Most of my adult life I have been in Bay Head over July 4th weekend with my family. The Wimbledon Finals were the focus for me and my Dad, and we had our own version of Breakfast at Wimbledon ~ chairs pulled up close to the tv, coffee mugs in hand, and blueberries with cream. When Parker and James were little they joined us, but as my siblings families grew (there are six of us), so did the crowds in the house, which kept my own kids at home. We aren't crowd people.

This year Parker and I are celebrating Breakfast at Wimbledon in Room 827 at Central Texas Rehab Hospital here in Austin. I brought the blueberries, but no cream because it doesn't go along with Parker's "no-gallbladder-low-fat" diet. Where ever you are James, we miss you!

This is Day #3 at the rehab hospital. Parker has had several visitors from "down below," Lindsey from PT, Amy, Sherrie and Courtney from the 4th floor. These visits have done a lot to help Parker transition from IMC to rehab. Believe me, it is a totally different level of care up here. We knew it would be, the focus is on physical rehabilitation, but the change in nursing care is very obvious.

Here's an example: Yesterday I asked the nurse to look at the area under Parker's trach because it was really red and the gauze stained in red and brown.

Nurse: I don't do trach care.

Me: Can you ask the Respiratory Therapist to come look for me then?

RT: I don't do trach care.

Me: Then who does?

RT: She does, the nurse does it.

Nurse: I was told not to touch it.

RT: No, I was told not to touch his trach, that you were going to do it.

Nurse: I don't know how to do it.

RT: Well, I was told absolutely not to touch his trach.

Nurse: We never do trachs up here except Derrick and he isn't here.

RT: Well, I'm still not doing it. You're supposed to do it.

Me: Okay, both of you, out of here, I'll do it, go!

RT and Nurse as they are walking out of the room: I'm not supposed to do it; No, I'm not supposed to do it.....

So Parker and I did it. Today we found an RT we knew from downstairs and he came and cleaned it up for us. He did tell me the RT's aren't supposed to do it anymore "because they don't get paid for it," but he doesn't mind helping us out. Jeez! I'm thinking they have no clue how bad that looked.

With the exception of yesterday morning when Parker threw up, then had intestinal issues, followed by an emotional meltdown during PT, he has done very well here. He walked a total of 350' on Friday which was a record! He is working on the parallel bars on squats to strengthen his quads, doing side to side walking with me tossing a balloon back and forth to him (and yes, of course it popped!). He has dressed himself, walked with shoes, made his bed, and this morning he is getting his first shower since March. Yea for the shower!

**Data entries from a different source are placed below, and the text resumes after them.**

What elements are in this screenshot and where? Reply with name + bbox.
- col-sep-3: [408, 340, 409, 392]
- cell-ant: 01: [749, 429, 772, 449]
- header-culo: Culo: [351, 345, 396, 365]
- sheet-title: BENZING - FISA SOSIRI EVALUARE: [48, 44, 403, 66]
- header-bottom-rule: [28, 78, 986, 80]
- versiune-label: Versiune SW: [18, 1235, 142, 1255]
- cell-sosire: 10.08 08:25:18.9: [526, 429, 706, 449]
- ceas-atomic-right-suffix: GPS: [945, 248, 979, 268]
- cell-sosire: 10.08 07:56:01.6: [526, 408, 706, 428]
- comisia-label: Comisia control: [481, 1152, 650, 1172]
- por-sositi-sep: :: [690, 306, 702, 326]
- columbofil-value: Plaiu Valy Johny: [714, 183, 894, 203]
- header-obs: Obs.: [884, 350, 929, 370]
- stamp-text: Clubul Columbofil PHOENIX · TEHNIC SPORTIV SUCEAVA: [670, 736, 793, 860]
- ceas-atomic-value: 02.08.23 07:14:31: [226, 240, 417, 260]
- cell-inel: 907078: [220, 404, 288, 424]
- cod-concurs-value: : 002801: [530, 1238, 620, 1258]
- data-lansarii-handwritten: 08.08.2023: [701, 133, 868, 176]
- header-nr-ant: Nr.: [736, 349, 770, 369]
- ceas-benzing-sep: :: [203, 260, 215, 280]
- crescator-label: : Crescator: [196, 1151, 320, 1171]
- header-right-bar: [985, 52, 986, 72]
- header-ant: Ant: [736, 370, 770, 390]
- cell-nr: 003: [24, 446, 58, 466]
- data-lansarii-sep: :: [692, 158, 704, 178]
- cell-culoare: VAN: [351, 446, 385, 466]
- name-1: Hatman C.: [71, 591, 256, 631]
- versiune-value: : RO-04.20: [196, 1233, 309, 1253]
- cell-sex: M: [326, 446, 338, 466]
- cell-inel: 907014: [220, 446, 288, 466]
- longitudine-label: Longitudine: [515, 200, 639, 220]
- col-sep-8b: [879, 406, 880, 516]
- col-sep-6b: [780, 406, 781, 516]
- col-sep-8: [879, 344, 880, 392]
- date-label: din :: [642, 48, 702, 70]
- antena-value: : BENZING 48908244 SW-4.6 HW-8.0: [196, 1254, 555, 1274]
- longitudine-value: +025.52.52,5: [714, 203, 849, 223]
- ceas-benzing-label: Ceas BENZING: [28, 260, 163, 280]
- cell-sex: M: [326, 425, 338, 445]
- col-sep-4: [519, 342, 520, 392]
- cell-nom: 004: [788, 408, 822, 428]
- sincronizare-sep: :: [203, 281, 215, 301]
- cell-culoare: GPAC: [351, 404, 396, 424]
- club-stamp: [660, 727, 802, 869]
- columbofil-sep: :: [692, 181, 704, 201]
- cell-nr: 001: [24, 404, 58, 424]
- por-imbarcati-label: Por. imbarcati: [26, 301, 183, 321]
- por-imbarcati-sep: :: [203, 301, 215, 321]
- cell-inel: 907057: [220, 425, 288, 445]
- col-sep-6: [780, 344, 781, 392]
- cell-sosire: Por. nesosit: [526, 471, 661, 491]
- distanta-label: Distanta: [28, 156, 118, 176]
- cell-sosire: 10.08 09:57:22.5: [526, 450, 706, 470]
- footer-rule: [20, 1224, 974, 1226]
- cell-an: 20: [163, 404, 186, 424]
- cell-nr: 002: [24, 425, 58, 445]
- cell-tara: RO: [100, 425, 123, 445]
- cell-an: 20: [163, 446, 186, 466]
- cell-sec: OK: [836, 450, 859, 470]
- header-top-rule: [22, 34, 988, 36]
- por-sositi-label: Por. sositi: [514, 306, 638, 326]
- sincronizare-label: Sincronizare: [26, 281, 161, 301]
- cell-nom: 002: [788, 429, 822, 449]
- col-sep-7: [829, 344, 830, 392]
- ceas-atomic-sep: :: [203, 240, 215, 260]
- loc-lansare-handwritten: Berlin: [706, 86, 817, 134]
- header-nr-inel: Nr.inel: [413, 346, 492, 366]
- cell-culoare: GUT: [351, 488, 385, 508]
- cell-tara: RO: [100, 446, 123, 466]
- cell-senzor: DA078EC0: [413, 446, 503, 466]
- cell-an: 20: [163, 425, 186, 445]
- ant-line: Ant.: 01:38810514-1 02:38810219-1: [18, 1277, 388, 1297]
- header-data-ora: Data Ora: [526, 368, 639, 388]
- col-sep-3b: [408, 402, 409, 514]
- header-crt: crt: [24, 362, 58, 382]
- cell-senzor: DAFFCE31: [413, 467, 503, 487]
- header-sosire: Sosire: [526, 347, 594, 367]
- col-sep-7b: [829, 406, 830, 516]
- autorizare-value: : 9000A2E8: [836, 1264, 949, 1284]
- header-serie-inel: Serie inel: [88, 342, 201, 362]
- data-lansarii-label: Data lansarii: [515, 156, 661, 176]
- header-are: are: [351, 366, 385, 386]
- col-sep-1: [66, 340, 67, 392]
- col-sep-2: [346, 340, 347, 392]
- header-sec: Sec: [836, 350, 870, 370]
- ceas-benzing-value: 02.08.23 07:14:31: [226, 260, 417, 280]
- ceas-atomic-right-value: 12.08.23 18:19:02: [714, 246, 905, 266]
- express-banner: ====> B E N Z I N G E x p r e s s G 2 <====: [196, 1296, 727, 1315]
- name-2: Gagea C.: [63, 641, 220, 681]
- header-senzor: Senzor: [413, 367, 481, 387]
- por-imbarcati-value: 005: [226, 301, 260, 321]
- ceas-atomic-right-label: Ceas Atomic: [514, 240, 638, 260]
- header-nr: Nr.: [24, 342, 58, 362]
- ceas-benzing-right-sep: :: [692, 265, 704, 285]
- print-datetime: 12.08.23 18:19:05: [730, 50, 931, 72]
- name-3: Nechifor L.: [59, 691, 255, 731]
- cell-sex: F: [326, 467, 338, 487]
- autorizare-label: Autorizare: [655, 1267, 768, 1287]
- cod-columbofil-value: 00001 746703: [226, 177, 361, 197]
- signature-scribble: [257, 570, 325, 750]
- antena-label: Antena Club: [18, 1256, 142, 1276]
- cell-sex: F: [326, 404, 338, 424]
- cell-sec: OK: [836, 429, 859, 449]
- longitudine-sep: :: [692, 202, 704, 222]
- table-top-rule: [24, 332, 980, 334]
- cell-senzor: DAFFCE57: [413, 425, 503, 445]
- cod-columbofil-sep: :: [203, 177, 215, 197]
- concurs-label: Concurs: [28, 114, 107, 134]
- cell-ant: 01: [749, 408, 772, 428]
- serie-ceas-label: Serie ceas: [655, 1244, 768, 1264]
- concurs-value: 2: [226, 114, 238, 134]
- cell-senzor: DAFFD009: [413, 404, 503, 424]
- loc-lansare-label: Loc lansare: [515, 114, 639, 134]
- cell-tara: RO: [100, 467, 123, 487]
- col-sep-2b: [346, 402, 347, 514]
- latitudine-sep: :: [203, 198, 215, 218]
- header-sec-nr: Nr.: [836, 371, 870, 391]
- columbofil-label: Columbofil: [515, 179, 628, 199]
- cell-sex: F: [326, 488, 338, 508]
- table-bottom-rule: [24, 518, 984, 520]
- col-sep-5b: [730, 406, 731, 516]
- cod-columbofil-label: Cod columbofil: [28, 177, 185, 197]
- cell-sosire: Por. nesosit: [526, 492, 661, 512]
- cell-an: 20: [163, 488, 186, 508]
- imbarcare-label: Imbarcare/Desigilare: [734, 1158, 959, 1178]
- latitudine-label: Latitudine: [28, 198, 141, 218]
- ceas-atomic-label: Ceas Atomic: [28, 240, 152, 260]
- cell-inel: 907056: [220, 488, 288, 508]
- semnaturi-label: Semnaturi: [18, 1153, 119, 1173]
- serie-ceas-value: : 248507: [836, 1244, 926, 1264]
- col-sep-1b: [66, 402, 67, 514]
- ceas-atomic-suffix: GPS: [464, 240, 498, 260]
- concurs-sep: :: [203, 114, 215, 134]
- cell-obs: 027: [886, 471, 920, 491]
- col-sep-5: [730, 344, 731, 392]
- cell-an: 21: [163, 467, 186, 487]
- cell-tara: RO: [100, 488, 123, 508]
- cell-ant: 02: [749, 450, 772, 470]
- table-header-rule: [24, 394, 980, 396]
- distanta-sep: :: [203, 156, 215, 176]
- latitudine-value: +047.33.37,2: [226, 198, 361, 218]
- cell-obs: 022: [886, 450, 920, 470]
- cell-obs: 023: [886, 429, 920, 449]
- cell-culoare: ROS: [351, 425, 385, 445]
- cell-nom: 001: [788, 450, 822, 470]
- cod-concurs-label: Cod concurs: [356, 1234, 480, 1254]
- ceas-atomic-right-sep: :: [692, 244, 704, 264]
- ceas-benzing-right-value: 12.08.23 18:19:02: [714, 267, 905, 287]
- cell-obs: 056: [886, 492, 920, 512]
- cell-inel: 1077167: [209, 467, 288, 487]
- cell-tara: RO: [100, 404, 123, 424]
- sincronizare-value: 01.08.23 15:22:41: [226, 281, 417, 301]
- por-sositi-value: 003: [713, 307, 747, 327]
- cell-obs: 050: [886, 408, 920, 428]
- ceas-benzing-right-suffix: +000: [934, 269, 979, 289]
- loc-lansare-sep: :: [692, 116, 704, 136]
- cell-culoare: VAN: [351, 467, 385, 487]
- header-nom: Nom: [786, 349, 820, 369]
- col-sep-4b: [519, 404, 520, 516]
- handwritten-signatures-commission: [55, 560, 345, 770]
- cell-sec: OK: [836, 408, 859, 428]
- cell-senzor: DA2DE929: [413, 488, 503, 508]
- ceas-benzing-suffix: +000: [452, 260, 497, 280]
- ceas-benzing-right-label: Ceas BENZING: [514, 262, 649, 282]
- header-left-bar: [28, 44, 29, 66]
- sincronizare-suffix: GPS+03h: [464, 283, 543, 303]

His wound vac was changed yesterday morning. Below are two photos. The first is the wound on May 16th after a month of healing. He was in the middle of his first ileus, so his belly is bloated like a pregnant woman's, and he has the retention sutures in surrounding the wound. The second is how the wound looked yesterday when the PT Wound Care girl changed the vac. Huge difference in the depth of the wound. We are considering pushing up the skin graft surgery to get everything done sooner and give Parker more time to rest up before he returns to work.